Aktualisiert am 13.01.2023 von

Das Tempolimit der Kirche: Mit 80 über die Landstraße?

Die evangelische Kirche hat Mitarbeitern bei Dienstfahrten ein Tempolimit verordnet. Sind 100 km/h auf der Autobahn und 80 auf der Landstraße ok?

Die evangelische Kirche hat bei ihrer letzten Tagung ein Tempolimit beschlossen, das auf kirchlichen Dienstfahrten eingehalten werden soll. Damit soll die Umwelt geschont und die öffentliche Debatte um eine deutschlandweite Begrenzung der Höchstgeschwindigkeit wieder angestoßen werden.

Auf der Autobahn maximal 100 km/h

Auf Kraftfahrtstraßen und Autobahnen dürfen Beschäftigte nur noch maximal 100 km/h fahren, wenn Sie im Auftrag der Kirche unterwegs sind. Aus verkehrsrechtlicher Sicht ist das unproblematisch.

Keine Mindestgeschwindigkeit

Vielen ist bekannt, dass auf deutschen Autobahnen eine Mindestgeschwindigkeit von 60 km/h angeordnet ist. Das ist nicht ganz falsch, aber rechtlich nicht korrekt. Denn den Begriff „Mindestgeschwindigkeit“ kennt die Straßenverkehrsordnung (StVO) in der Form nicht.
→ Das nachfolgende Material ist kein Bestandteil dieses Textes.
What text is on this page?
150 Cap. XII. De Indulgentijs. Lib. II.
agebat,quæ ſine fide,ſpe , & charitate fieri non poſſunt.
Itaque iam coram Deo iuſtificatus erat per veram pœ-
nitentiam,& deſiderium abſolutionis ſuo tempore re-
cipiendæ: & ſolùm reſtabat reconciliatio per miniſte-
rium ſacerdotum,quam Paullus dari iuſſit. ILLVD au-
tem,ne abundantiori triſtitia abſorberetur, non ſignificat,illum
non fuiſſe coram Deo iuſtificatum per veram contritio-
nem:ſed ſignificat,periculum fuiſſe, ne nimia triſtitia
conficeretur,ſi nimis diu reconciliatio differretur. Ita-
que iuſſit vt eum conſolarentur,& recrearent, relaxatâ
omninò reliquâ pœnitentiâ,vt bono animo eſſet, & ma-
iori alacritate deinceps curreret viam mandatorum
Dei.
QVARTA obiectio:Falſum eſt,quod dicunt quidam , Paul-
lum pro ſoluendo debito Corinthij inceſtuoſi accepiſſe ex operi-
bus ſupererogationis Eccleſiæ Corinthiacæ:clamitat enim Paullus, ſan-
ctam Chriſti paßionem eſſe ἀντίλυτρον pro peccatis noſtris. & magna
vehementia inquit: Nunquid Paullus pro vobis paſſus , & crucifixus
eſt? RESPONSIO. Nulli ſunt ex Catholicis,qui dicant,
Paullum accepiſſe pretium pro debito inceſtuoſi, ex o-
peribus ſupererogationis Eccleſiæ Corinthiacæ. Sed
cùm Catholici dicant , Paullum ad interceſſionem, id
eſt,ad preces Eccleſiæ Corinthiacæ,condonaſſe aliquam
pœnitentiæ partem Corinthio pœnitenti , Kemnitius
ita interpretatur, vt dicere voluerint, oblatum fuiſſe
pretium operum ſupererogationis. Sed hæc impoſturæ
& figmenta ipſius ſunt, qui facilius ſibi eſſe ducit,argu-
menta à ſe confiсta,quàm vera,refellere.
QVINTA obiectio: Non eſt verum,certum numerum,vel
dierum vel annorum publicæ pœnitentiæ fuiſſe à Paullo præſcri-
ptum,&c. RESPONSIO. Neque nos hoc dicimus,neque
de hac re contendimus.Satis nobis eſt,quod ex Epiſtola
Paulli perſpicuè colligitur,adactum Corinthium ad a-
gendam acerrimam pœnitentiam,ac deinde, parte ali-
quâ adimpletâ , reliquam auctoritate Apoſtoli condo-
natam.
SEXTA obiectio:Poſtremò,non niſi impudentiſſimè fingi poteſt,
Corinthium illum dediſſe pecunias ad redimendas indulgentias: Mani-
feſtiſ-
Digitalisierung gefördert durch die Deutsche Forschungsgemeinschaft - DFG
Die StVO regelt nur, dass Fahrzeuge, die bauartbedingt über 60 km/h fahren, überhaupt auf der Autobahn fahren dürfen.

Vorsicht beim Überholen

Bei einem Überhol­vorgang kann eine Maximalgeschwindigkeit von 100 km/h unter bestimmten Umständen problematisch sein. Denn §5 StVO schreibt vor, dass die eigene Geschwindigkeit beim Überholen deutlich höher sein muss als das Fahrzeug, das gerade überholt wird.

Bußgeld möglich

Wer zu langsam überholt, dem kann ein Bußgeld drohen. Das kommt aber auf die Länge des Überholvorganges an. So hat das Oberlandesgericht Zweibrücken in einem Fall entschieden, dass ein Überholen mit einer Geschwindigkeitsdifferenz von 10 km/h in Ordnung ist.

In einem anderen Fall lieferten sich zwei LKW ein Elefantenrennen über 2 Kilometer. Das Oberlandesgericht Hamm bestätigte eine Geldbuße von 80 €. Das Gericht argumentierte, dass ein Überholvorgang nicht länger als 45 Sekunden dauern darf. (Beschluss vom 29.10.2008 – 4 Ss OWi 629/08)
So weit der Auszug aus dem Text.